Thom@s From Norway, joined Oct 2000, 11957 posts, RR: 45 Posted (13 years 7 months 10 hours ago) and read 1211 times:
A thought crossed my mind the other day. When I'm out taking pics of stationary aircraft, I normally use 250 or 500 as my selected shutterspeed. I normally don't use a tripod for this, as I don't find it to be necessary.
But, would I get a desent picture if I used a tripod and took a pic of a stationary aircraft with 3-4 sec as the shutterspeed? Naturally I would make sure too much light wouldn't pass through the lens, so that it wouldn't go white.
Would the pic be ruined, or would it turn out nice and clear?
"If guns don't kill people, people kill people - does that mean toasters don't toast toast, toast toast toast?"
Jwenting From Netherlands, joined Apr 2001, 10213 posts, RR: 17
Reply 2, posted (13 years 7 months 10 hours ago) and read 1189 times:
many landscape photographers use exposures of about 5 seconds.
At those times, reciprocity failure of the film may start to have an effect on the exposure. This can lead to underexposure and/or colourcast depending on the film (some are better suited than others).
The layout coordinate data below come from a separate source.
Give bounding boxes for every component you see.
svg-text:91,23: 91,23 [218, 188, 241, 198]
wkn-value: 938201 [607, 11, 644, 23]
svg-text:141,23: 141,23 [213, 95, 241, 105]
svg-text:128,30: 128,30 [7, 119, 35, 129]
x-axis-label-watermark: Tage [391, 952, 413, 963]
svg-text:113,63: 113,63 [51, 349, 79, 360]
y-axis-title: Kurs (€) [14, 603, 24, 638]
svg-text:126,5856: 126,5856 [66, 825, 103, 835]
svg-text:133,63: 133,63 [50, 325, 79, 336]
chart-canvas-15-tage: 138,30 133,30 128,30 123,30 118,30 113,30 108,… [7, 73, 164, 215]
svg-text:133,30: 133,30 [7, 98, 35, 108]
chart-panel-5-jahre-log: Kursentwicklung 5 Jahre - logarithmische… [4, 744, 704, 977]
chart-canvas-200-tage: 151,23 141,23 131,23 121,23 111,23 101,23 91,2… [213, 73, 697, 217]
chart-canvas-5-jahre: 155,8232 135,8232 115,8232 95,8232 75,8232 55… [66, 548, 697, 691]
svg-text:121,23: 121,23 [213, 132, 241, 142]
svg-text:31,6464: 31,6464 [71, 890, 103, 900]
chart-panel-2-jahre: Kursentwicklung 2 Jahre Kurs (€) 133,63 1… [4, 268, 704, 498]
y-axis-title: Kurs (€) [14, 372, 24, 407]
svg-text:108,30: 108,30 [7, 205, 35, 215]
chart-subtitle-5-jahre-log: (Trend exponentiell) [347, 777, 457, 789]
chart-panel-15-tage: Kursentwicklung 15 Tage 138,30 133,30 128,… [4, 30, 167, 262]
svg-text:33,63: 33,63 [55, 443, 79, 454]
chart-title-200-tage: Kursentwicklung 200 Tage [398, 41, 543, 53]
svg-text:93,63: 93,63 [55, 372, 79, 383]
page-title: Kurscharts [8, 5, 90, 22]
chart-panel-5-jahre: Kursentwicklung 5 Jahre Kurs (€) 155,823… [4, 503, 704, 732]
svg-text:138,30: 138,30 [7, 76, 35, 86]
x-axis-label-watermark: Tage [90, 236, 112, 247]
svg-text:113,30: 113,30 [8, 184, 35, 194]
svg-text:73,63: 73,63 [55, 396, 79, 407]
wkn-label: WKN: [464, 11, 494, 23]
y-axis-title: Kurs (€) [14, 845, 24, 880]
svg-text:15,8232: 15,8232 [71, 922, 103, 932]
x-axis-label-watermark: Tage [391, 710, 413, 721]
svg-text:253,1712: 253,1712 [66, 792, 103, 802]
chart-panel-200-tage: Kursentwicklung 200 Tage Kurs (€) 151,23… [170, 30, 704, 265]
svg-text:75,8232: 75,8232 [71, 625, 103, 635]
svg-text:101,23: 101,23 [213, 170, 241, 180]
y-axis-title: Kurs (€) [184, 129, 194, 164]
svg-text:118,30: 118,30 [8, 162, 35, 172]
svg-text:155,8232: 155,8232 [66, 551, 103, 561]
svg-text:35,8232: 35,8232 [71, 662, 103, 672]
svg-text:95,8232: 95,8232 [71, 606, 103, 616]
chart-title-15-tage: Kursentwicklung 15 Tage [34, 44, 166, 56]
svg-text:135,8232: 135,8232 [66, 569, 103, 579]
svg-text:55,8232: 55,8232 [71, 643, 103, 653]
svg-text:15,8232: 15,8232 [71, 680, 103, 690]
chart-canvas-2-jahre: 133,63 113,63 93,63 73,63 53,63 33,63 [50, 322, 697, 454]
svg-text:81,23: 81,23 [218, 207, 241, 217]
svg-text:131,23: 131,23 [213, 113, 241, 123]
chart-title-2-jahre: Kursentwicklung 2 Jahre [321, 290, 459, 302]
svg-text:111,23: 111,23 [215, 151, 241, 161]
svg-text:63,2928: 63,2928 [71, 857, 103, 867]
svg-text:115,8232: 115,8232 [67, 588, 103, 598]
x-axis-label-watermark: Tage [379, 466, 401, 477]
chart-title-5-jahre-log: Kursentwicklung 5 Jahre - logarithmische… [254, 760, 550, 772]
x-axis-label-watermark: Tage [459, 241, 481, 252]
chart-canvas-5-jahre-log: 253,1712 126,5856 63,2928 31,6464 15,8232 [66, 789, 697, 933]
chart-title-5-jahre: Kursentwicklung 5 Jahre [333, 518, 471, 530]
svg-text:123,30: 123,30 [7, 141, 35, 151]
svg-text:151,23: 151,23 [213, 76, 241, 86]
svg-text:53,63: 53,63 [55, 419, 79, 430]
I suggest you read http://www.usefilm.com/articles/selectcolorfilm/index.php for a good intro in filmbehaveour.
CYKA From , joined Dec 1969, posts, RR:
Reply 4, posted (13 years 7 months 10 hours ago) and read 1179 times:
3-4 seconds seems really long for daytime shooting, I get pin-point star images with my 50mm with exposures of 25 sec +, but I assume the heat distortion present during the daytime would blur the image more in a longer exposure then it would in a shorter one....especially with a long lens.
I think 1/60th or 1/125 would be more practical with a tripod, altough I don't think slower shutter speeds would make the exposure noticebly sharper.
One more thing, I also dont think you could stop down the lens enough to acheive the proper exposure with 3-4 sec, especially in sunny condtions.
Ckw From UK - England, joined Aug 2010, 784 posts, RR: 15
Reply 8, posted (13 years 7 months 6 hours ago) and read 1153 times:
If you can do long exposures at night, then you should be able to do it in daytime as well. But anything you can do to minimise the risk of vibration is worthwhile - better to get results based on preparation than luck!
If you don't have any ND filters to cut the light, you can use a polariser to knock a couple of stops off the exposure - even if the light is non-polarised.
Mikephotos From United States of America, joined Oct 2000, 2923 posts, RR: 53
Reply 9, posted (13 years 7 months 2 hours ago) and read 1142 times:
For the sharpest picture, think aperture rather than shutter speed when it comes to non-moving aircraft. Most lenses are sharpest at f8 or f11 rather than f22 or f32 (or f2.8/5.6). Check test-reports on your lens and find out. My lens test showed that f11 resulted in the sharpest slides from edge to center and 90% of my ramp shooting is done at f11. I shoot in sunny conditions most of the time so f11 works perfectly.